Por mais que se reforce a dramaturgia – conforme o tempo passa, Leste Oeste é mais objetivo em suas intenções, principalmente sobre o sentido e o sentimento de uma derrota -, Leste Oeste é um filme sobre adormecer o que é bárbaro, o lado mais primitivo do homem, da frustração que esta impossibilidade gera e articular com estes extremos é um risco louvável por parte de Grota e também uma jogada delicada.

Conforme o abismo é lentamente apresentado – profetizado desde o início do filme – há o estreitamento dessas histórias. E as restrições, colocando essas vidas alinhadas pelo consentimento silencioso de um futuro trevoso é uma espécie de conformismo formalista em Leste Oeste, de uma dinâmica passível ao fim do vigor, como se os personagens fossem deliquentes, dignos do tratamento básico que a câmera os oferece.
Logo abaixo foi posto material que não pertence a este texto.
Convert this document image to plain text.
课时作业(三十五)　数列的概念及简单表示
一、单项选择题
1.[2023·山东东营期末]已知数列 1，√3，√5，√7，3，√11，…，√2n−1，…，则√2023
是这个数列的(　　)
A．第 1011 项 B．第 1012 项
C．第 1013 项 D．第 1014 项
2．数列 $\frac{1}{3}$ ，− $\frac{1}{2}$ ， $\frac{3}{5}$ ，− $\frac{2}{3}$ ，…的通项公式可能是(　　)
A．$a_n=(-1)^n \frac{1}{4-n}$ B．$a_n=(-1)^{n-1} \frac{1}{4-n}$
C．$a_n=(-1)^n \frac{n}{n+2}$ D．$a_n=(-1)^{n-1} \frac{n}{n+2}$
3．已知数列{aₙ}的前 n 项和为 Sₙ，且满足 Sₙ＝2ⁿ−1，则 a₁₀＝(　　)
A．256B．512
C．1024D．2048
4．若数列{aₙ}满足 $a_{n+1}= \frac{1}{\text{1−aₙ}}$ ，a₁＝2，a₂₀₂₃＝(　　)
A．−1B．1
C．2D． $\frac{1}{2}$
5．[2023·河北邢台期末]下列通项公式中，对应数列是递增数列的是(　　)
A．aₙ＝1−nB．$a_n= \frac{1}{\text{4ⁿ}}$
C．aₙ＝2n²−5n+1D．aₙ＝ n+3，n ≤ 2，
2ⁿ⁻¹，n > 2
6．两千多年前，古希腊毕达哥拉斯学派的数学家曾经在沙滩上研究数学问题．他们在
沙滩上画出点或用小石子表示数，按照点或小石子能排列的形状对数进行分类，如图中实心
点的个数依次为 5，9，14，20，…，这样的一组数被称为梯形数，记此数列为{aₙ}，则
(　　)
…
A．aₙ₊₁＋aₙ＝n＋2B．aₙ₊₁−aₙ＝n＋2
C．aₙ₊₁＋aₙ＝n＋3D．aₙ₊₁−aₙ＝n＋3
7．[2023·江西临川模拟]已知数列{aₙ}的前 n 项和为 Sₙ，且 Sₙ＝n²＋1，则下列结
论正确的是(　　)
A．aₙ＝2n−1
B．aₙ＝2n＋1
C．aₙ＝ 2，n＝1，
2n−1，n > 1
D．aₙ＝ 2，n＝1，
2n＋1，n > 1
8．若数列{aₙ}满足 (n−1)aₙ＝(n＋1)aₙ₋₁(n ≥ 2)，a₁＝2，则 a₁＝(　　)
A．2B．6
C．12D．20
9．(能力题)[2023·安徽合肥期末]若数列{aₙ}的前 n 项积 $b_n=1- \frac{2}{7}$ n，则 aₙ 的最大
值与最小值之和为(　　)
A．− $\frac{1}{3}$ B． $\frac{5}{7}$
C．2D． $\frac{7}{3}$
Cria-se, portanto, uma dualidade poderosa: o filme possível que não veremos e o que há de concreto; uma espécie de crueldade consciente que de encontro à trama invariavelmente os julga, nos julga e é impiedoso na resposta.
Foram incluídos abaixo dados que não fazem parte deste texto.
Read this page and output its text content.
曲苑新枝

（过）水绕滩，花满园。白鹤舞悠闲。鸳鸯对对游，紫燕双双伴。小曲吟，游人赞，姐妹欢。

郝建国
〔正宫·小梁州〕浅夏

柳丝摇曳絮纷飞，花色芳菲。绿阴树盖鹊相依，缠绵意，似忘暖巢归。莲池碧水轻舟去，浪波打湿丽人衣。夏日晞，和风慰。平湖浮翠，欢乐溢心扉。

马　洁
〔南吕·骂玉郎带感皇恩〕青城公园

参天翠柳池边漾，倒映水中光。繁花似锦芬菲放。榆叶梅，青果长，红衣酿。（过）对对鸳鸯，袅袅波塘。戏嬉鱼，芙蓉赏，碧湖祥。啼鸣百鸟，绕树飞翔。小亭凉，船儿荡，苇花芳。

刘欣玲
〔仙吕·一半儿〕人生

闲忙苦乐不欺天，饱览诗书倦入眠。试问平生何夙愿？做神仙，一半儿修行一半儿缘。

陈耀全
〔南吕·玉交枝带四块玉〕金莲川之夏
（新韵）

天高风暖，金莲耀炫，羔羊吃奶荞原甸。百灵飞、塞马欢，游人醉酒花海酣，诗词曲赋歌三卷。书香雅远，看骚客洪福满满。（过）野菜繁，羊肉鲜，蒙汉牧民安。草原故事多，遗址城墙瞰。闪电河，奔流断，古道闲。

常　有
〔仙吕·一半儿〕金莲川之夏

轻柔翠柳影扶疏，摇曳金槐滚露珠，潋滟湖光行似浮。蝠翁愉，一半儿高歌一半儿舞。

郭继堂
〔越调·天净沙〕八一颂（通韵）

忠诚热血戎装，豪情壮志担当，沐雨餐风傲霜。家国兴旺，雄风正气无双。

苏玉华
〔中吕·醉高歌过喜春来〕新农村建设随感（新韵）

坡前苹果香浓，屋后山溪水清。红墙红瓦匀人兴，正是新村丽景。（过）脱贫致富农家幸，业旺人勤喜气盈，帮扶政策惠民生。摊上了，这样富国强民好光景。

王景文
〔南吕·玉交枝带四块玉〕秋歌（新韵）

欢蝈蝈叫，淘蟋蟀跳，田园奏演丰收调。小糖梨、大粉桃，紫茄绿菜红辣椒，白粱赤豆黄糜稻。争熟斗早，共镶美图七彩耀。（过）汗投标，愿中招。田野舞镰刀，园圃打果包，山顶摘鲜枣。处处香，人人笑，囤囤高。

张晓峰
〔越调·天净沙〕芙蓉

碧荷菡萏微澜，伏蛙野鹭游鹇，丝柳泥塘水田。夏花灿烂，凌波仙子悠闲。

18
Tropykaos (Daniel Lisboa, 2015)

Eis um filme de reflexos constantes. Tropykaos encena, a cada sequência, a ideia de isolamento, de um microcosmo como comentário direto ao “mundo alheio”. É a analogia mais prática à vida de um artista no Brasil, principalmente aos que fogem dos padrões impostos pela indústria. Como um delírio – talvez não exista colocação melhor para essa escolha -, Guima, poeta assolado pela tempestade solar numa Salvador prestes a receber o carnaval, precisa de seu ar-condicionado para trabalhar.

Embora as abas deste tema sejam infinitas, principalmente as impossibilidades de realização e a tentativa em vão do diretor Daniel Lisboa de abraça-las a todo custo, Tropykaos é mais interessante quando constrói uma neurose descompromissada, apoiada no cotidiano da cidade e sua cultura incompatível ao gosto e à realidade de Guima. São nesses momentos que Lisboa remete a filmes-símbolos dessa discordância como SuperOutro de Edgard Navarro (que está presente no filme com três personagens hilários) e Depois de Horas de Martin Scorsese. 

À medida que esse contexto alucinado caminha para soluções assombrosas – muito utilizadas para justificar a realização possível no Brasil, como uma ilha de pedras e sem uma saída definida – Guima carrega uma melancolia, um lamento; desconta em escapismos e na autodestruição que Lisboa contrasta com a beleza da cidade. São monumentos a serviço do outro, do folclore e daqueles que compram camarotes e que estragam aparelhos de ar-condicionado. É desta revolta silenciosa e ao mesmo tempo impossível que o protagonista toma suas escolhas – encolher-se como um vampiro ao sol, saber da sua condição de antagonista em sua própria casa.

Como um crescente frenesi para lidar com o calor e o quadro de saúde de Guima, da luta contra a “ultra violência solar” e sua incompatibilidade aos padrões de uma cidade “solar” vem a solução: se influenciar pela urgência serve como a saída crítica mais palpável. É a forma de unificar tantos problemas a citar – em certos momentos Tropykaos parece mais um conjunto de alegorias que um discurso sobre o que exibe – e criar assim a noção de uma jornada. A noção de identidade do outro, sobretudo àqueles que não se adequam às regras básicas de sociabilidade e até mesmo artísticas – produzir com as amarras do governo é um ótimo exemplo.

É importante lembrar que Tropykaos é o registro de uma circunstância histórica acima de qualquer jogo delirante; mesmo que desequilibrado pela mesma urgência registrada (que o faz correr atrás de inúmeras justificativas). É do impossível que Lisboa tira sua melhor saída, uma contestação tão pertinente quanto infantil. É importante ser infantil neste momento, a não ser esquecida pelo seu lado inusitado e inconsequente. É da imprevisibilidade que o filme grita sua revolta e diagnostica o país do samba, suor e feridas.